The good news is that most of this important information can be easily found in a fund factsheet. Every mutual fund has a factsheet which is updated on a regular basis. By understanding the information displayed on a fund factsheet, you will be able to quickly assess how each fund operates. Factsheet formats tend to vary between different fund managers, but they will contain similar information.

As an example, we will go through a fund factsheet from PIMCO’s Emerging Markets Bond Fund SGD. PIMCO is one of the world's leading fixed income investment managers managing $1.77 trillion in assets. Note that this is a retail E share class fund, and Endowus uses the institutional share class (which has lower fees) to build our portfolios.

 

Let’s look at each of the individual sections: 
1) Fund Manager and Name
The fund name can generally be broken down into the fund manager (PIMCO), the geographical region (Emerging Markets) and asset class (Bond Fund). You should do your own research or ensure that your investment advisor has done due diligence on the fund manager, as you are entrusting them to make the right investment decisions on your behalf. Look at the fund manager’s investment philosophy and methodology, track record, and assets they have under management.
2) Fund Description
This outlines the fund’s investment objective (what the fund is aiming to achieve) and investment strategy (how the fund is designed to potentially achieve it). Class E refers to the Fund’s share class. Each fund will have various share classes with different fee structures and minimum investment amounts.
3) Key Fund Facts

ISIN: The ISIN (International Securities Identification Number) is an unique identifier and the best way to identify your fund across different platforms. Ticker symbols can sometimes vary.

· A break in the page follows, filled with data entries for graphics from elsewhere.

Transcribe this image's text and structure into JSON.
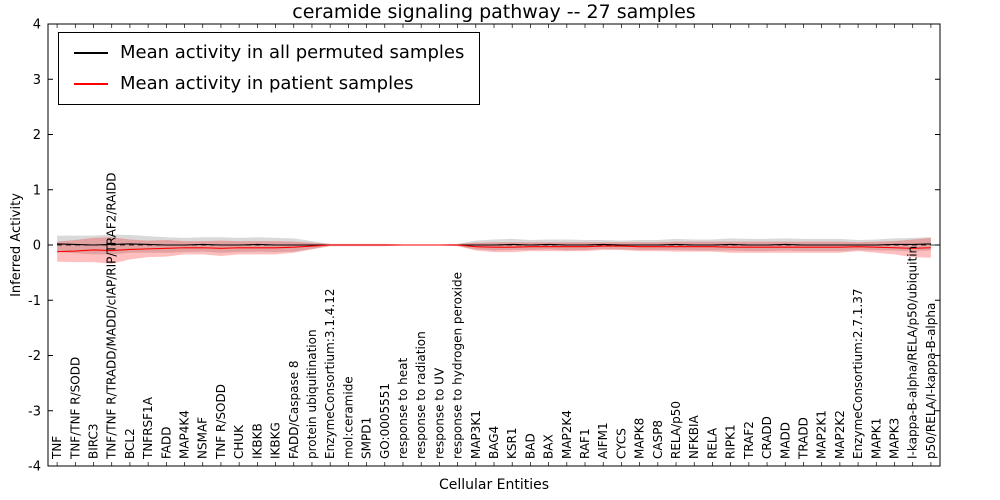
{
  "chart_data": {
    "type": "line",
    "title": "ceramide signaling pathway -- 27 samples",
    "xlabel": "Cellular Entities",
    "ylabel": "Inferred Activity",
    "ylim": [
      -4,
      4
    ],
    "yticks": [
      -4,
      -3,
      -2,
      -1,
      0,
      1,
      2,
      3,
      4
    ],
    "yticklabels": [
      "-4",
      "-3",
      "-2",
      "-1",
      "0",
      "1",
      "2",
      "3",
      "4"
    ],
    "grid": false,
    "legend_position": "upper left",
    "zero_line": {
      "style": "dashed",
      "color": "#000000"
    },
    "categories": [
      "TNF",
      "TNF/TNF R/SODD",
      "BIRC3",
      "TNF/TNF R/TRADD/MADD/cIAP/RIP/TRAF2/RAIDD",
      "BCL2",
      "TNFRSF1A",
      "FADD",
      "MAP4K4",
      "NSMAF",
      "TNF R/SODD",
      "CHUK",
      "IKBKB",
      "IKBKG",
      "FADD/Caspase 8",
      "protein ubiquitination",
      "EnzymeConsortium:3.1.4.12",
      "mol:ceramide",
      "SMPD1",
      "GO:0005551",
      "response to heat",
      "response to radiation",
      "response to UV",
      "response to hydrogen peroxide",
      "MAP3K1",
      "BAG4",
      "KSR1",
      "BAD",
      "BAX",
      "MAP2K4",
      "RAF1",
      "AIFM1",
      "CYCS",
      "MAPK8",
      "CASP8",
      "RELA/p50",
      "NFKBIA",
      "RELA",
      "RIPK1",
      "TRAF2",
      "CRADD",
      "MADD",
      "TRADD",
      "MAP2K1",
      "MAP2K2",
      "EnzymeConsortium:2.7.1.37",
      "MAPK1",
      "MAPK3",
      "I-kappa-B-alpha/RELA/p50/ubiquitin",
      "p50/RELA/I-kappa-B-alpha"
    ],
    "series": [
      {
        "name": "Mean activity in all permuted samples",
        "color": "#000000",
        "band_color": "#000000",
        "band_opacity": 0.15,
        "values": [
          0.02,
          0.01,
          0.0,
          0.01,
          0.02,
          0.01,
          0.0,
          0.0,
          0.01,
          0.0,
          0.0,
          0.01,
          0.0,
          0.0,
          0.0,
          0.0,
          0.0,
          0.0,
          0.0,
          0.0,
          0.0,
          0.0,
          0.0,
          0.0,
          0.0,
          0.01,
          0.0,
          0.01,
          0.0,
          0.0,
          0.01,
          0.0,
          0.0,
          0.0,
          0.01,
          0.0,
          0.0,
          0.01,
          0.0,
          0.0,
          0.01,
          0.0,
          0.0,
          0.0,
          0.0,
          0.0,
          0.01,
          0.01,
          0.02
        ],
        "band": [
          0.15,
          0.16,
          0.17,
          0.18,
          0.16,
          0.15,
          0.14,
          0.13,
          0.13,
          0.14,
          0.13,
          0.13,
          0.13,
          0.12,
          0.07,
          0.02,
          0.02,
          0.02,
          0.02,
          0.01,
          0.01,
          0.01,
          0.02,
          0.08,
          0.1,
          0.1,
          0.09,
          0.09,
          0.1,
          0.09,
          0.08,
          0.08,
          0.09,
          0.09,
          0.1,
          0.1,
          0.1,
          0.11,
          0.11,
          0.11,
          0.11,
          0.11,
          0.11,
          0.11,
          0.09,
          0.1,
          0.11,
          0.12,
          0.12
        ]
      },
      {
        "name": "Mean activity in patient samples",
        "color": "#ff0000",
        "band_color": "#ff0000",
        "band_opacity": 0.25,
        "values": [
          -0.12,
          -0.11,
          -0.09,
          -0.1,
          -0.08,
          -0.07,
          -0.06,
          -0.05,
          -0.05,
          -0.06,
          -0.05,
          -0.05,
          -0.05,
          -0.04,
          -0.02,
          0.0,
          0.0,
          0.0,
          0.0,
          0.0,
          0.0,
          0.0,
          0.0,
          -0.03,
          -0.04,
          -0.04,
          -0.03,
          -0.03,
          -0.03,
          -0.03,
          -0.02,
          -0.02,
          -0.03,
          -0.03,
          -0.03,
          -0.03,
          -0.03,
          -0.04,
          -0.04,
          -0.04,
          -0.04,
          -0.04,
          -0.04,
          -0.04,
          -0.03,
          -0.04,
          -0.05,
          -0.06,
          -0.05
        ],
        "band": [
          0.18,
          0.2,
          0.22,
          0.24,
          0.18,
          0.15,
          0.15,
          0.12,
          0.12,
          0.14,
          0.12,
          0.12,
          0.12,
          0.1,
          0.06,
          0.02,
          0.02,
          0.02,
          0.02,
          0.01,
          0.01,
          0.01,
          0.02,
          0.07,
          0.09,
          0.09,
          0.08,
          0.08,
          0.08,
          0.08,
          0.07,
          0.07,
          0.08,
          0.08,
          0.09,
          0.09,
          0.09,
          0.1,
          0.1,
          0.1,
          0.1,
          0.1,
          0.1,
          0.1,
          0.08,
          0.1,
          0.12,
          0.16,
          0.18
        ]
      }
    ]
  }
}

Inception Date: The date that the fund started trading. Generally you should look at funds with a longer track record, but you can also take into consideration if the Fund Manager has run similar strategies in the past.

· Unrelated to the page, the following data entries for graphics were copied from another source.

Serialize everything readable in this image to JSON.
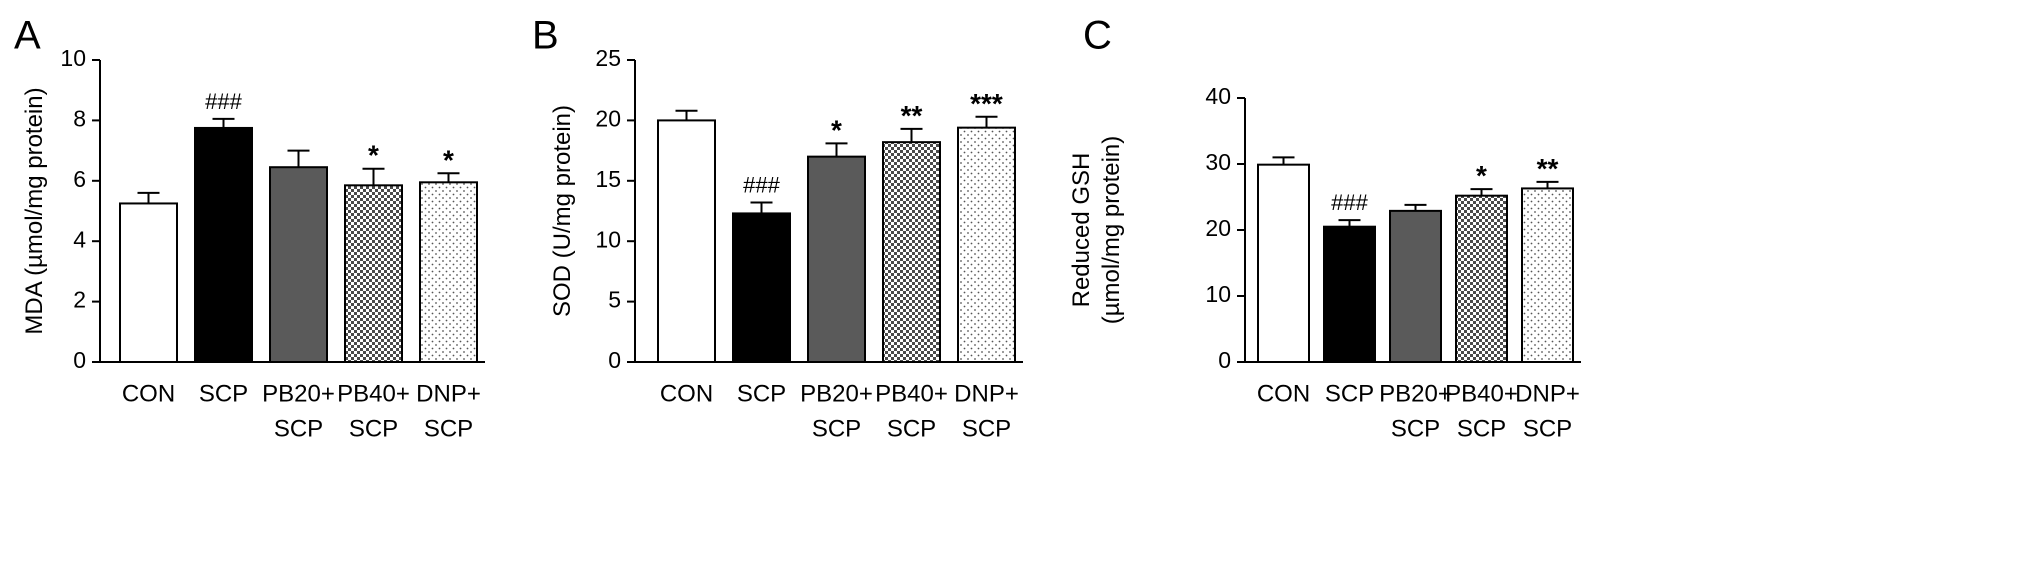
{
  "chart_data": [
    {
      "panel": "A",
      "type": "bar",
      "ylabel": "MDA (µmol/mg protein)",
      "ylim": [
        0,
        10
      ],
      "yticks": [
        0,
        2,
        4,
        6,
        8,
        10
      ],
      "categories": [
        [
          "CON"
        ],
        [
          "SCP"
        ],
        [
          "PB20+",
          "SCP"
        ],
        [
          "PB40+",
          "SCP"
        ],
        [
          "DNP+",
          "SCP"
        ]
      ],
      "values": [
        5.25,
        7.75,
        6.45,
        5.85,
        5.95
      ],
      "errors": [
        0.35,
        0.3,
        0.55,
        0.55,
        0.3
      ],
      "annotations": [
        "",
        "###",
        "",
        "*",
        "*"
      ],
      "fills": [
        "white",
        "black",
        "darkgray",
        "checker",
        "dots"
      ]
    },
    {
      "panel": "B",
      "type": "bar",
      "ylabel": "SOD (U/mg protein)",
      "ylim": [
        0,
        25
      ],
      "yticks": [
        0,
        5,
        10,
        15,
        20,
        25
      ],
      "categories": [
        [
          "CON"
        ],
        [
          "SCP"
        ],
        [
          "PB20+",
          "SCP"
        ],
        [
          "PB40+",
          "SCP"
        ],
        [
          "DNP+",
          "SCP"
        ]
      ],
      "values": [
        20.0,
        12.3,
        17.0,
        18.2,
        19.4
      ],
      "errors": [
        0.8,
        0.9,
        1.1,
        1.1,
        0.9
      ],
      "annotations": [
        "",
        "###",
        "*",
        "**",
        "***"
      ],
      "fills": [
        "white",
        "black",
        "darkgray",
        "checker",
        "dots"
      ]
    },
    {
      "panel": "C",
      "type": "bar",
      "ylabel": [
        "Reduced GSH",
        "(µmol/mg protein)"
      ],
      "ylim": [
        0,
        40
      ],
      "yticks": [
        0,
        10,
        20,
        30,
        40
      ],
      "categories": [
        [
          "CON"
        ],
        [
          "SCP"
        ],
        [
          "PB20+",
          "SCP"
        ],
        [
          "PB40+",
          "SCP"
        ],
        [
          "DNP+",
          "SCP"
        ]
      ],
      "values": [
        29.9,
        20.5,
        22.9,
        25.2,
        26.3
      ],
      "errors": [
        1.1,
        1.0,
        0.9,
        1.0,
        1.0
      ],
      "annotations": [
        "",
        "###",
        "",
        "*",
        "**"
      ],
      "fills": [
        "white",
        "black",
        "darkgray",
        "checker",
        "dots"
      ]
    }
  ],
  "colors": {
    "bar_dark": "#5a5a5a",
    "bar_black": "#000000",
    "stroke": "#000000"
  }
}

Unified Management Fee: An annual fee the funds will charge for fund expenses, including management fees, administrative fees, and operating costs. This is deducted from a fund’s net asset value (NAV), and accrued on a daily basis.This is more commonly referred to as Total Expense Ratio (TER) or Ongoing Charges Figure (OCF).

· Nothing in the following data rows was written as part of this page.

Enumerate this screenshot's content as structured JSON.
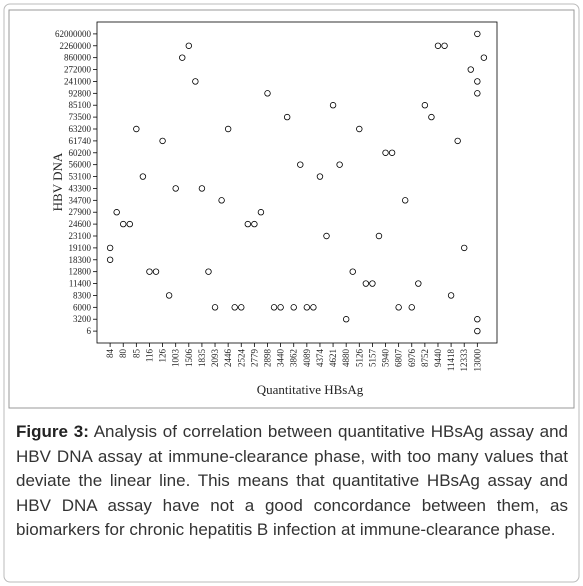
{
  "chart_data": {
    "type": "scatter",
    "x_label": "Quantitative HBsAg",
    "y_label": "HBV DNA",
    "xlim": [
      -1,
      60
    ],
    "ylim": [
      0,
      27
    ],
    "xticks": [
      {
        "value": 1,
        "label": "84"
      },
      {
        "value": 3,
        "label": "80"
      },
      {
        "value": 5,
        "label": "85"
      },
      {
        "value": 7,
        "label": "116"
      },
      {
        "value": 9,
        "label": "126"
      },
      {
        "value": 11,
        "label": "1003"
      },
      {
        "value": 13,
        "label": "1506"
      },
      {
        "value": 15,
        "label": "1835"
      },
      {
        "value": 17,
        "label": "2093"
      },
      {
        "value": 19,
        "label": "2446"
      },
      {
        "value": 21,
        "label": "2524"
      },
      {
        "value": 23,
        "label": "2779"
      },
      {
        "value": 25,
        "label": "2898"
      },
      {
        "value": 27,
        "label": "3440"
      },
      {
        "value": 29,
        "label": "3862"
      },
      {
        "value": 31,
        "label": "4089"
      },
      {
        "value": 33,
        "label": "4374"
      },
      {
        "value": 35,
        "label": "4621"
      },
      {
        "value": 37,
        "label": "4880"
      },
      {
        "value": 39,
        "label": "5126"
      },
      {
        "value": 41,
        "label": "5157"
      },
      {
        "value": 43,
        "label": "5940"
      },
      {
        "value": 45,
        "label": "6807"
      },
      {
        "value": 47,
        "label": "6976"
      },
      {
        "value": 49,
        "label": "8752"
      },
      {
        "value": 51,
        "label": "9440"
      },
      {
        "value": 53,
        "label": "11418"
      },
      {
        "value": 55,
        "label": "12333"
      },
      {
        "value": 57,
        "label": "13000"
      }
    ],
    "yticks": [
      {
        "value": 1,
        "label": "6"
      },
      {
        "value": 2,
        "label": "3200"
      },
      {
        "value": 3,
        "label": "6000"
      },
      {
        "value": 4,
        "label": "8300"
      },
      {
        "value": 5,
        "label": "11400"
      },
      {
        "value": 6,
        "label": "12800"
      },
      {
        "value": 7,
        "label": "18300"
      },
      {
        "value": 8,
        "label": "19100"
      },
      {
        "value": 9,
        "label": "23100"
      },
      {
        "value": 10,
        "label": "24600"
      },
      {
        "value": 11,
        "label": "27900"
      },
      {
        "value": 12,
        "label": "34700"
      },
      {
        "value": 13,
        "label": "43300"
      },
      {
        "value": 14,
        "label": "53100"
      },
      {
        "value": 15,
        "label": "56000"
      },
      {
        "value": 16,
        "label": "60200"
      },
      {
        "value": 17,
        "label": "61740"
      },
      {
        "value": 18,
        "label": "63200"
      },
      {
        "value": 19,
        "label": "73500"
      },
      {
        "value": 20,
        "label": "85100"
      },
      {
        "value": 21,
        "label": "92800"
      },
      {
        "value": 22,
        "label": "241000"
      },
      {
        "value": 23,
        "label": "272000"
      },
      {
        "value": 24,
        "label": "860000"
      },
      {
        "value": 25,
        "label": "2260000"
      },
      {
        "value": 26,
        "label": "62000000"
      }
    ],
    "color": "#000000",
    "grid": false,
    "x": [
      1,
      1,
      2,
      3,
      4,
      5,
      6,
      7,
      8,
      9,
      10,
      11,
      12,
      13,
      14,
      15,
      16,
      17,
      18,
      19,
      20,
      21,
      22,
      23,
      24,
      25,
      26,
      27,
      28,
      29,
      30,
      31,
      32,
      33,
      34,
      35,
      36,
      37,
      38,
      39,
      40,
      41,
      42,
      43,
      44,
      45,
      46,
      47,
      48,
      49,
      50,
      51,
      52,
      53,
      54,
      55,
      56,
      57,
      57,
      57,
      57,
      57,
      58
    ],
    "values": [
      8,
      7,
      11,
      10,
      10,
      18,
      14,
      6,
      6,
      17,
      4,
      13,
      24,
      25,
      22,
      13,
      6,
      3,
      12,
      18,
      3,
      3,
      10,
      10,
      11,
      21,
      3,
      3,
      19,
      3,
      15,
      3,
      3,
      14,
      9,
      20,
      15,
      2,
      6,
      18,
      5,
      5,
      9,
      16,
      16,
      3,
      12,
      3,
      5,
      20,
      19,
      25,
      25,
      4,
      17,
      8,
      23,
      26,
      22,
      21,
      2,
      1,
      24
    ]
  },
  "caption": {
    "label": "Figure 3:",
    "text": "Analysis of correlation between quantitative HBsAg assay and HBV DNA assay at immune-clearance phase, with too many values that deviate the linear line. This means that quantitative HBsAg assay and HBV DNA assay have not a good concordance between them, as biomarkers for chronic hepatitis B infection at immune-clearance phase."
  }
}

Fund Type: This is the fund’s country of residence, and is important to note because of potential tax implications. This can sometimes be referred to as Domicile.

Total Net Assets: The total amount of assets in the Fund.

Accumulation / Income: Accumulation share class means that any dividends or interest received will be reinvested back into the fund, with no additional charge or fees in reinvesting. Income share class means that any dividends or interest received will be periodically distributed by the Fund Manager to the investor.

4) Performance

This shows the fund’s performance compared to its benchmark during various time periods. Understanding the benchmark is key when comparing performance data - look at how closely the fund tracks its underlying benchmark in terms of underlying investments. For example, you should expect a low tracking error for ETFs compared to its underlying index.

Returns are typically shown over a 1-year, 3-year, 5-year and/or 10-year time frame, and you will often see fund performance shown by calendar year as well. It’s important to look at returns over longer time periods, and remember that past performance is not a guarantee of future returns.

5) Characteristics

Fund Statistics: This shows some of the key statistics of the Fund, such as effective duration and average credit quality. For equity funds, some of the more common statistics shown would be beta, standard deviation and Sharpe ratio.

Holdings: Most factsheets will show the Fund’s top holdings. Given PIMCO’s diversified bond portfolio, you can see here that the largest holding (Sberbank bond) makes up ~ 1.5% of the total market value of the Fund.

Sector Allocation: This shows a breakdown of how the Fund is allocated in terms of different sectors. For equity funds, it’s more common to see sector exposure by industry of the Fund’s underlying investments.

Top 10 Currency Exposure: This shows a breakdown of the largest currency exposures of the Fund. For equity funds, it’s more common to see geographical exposure of the Fund’s underlying investments.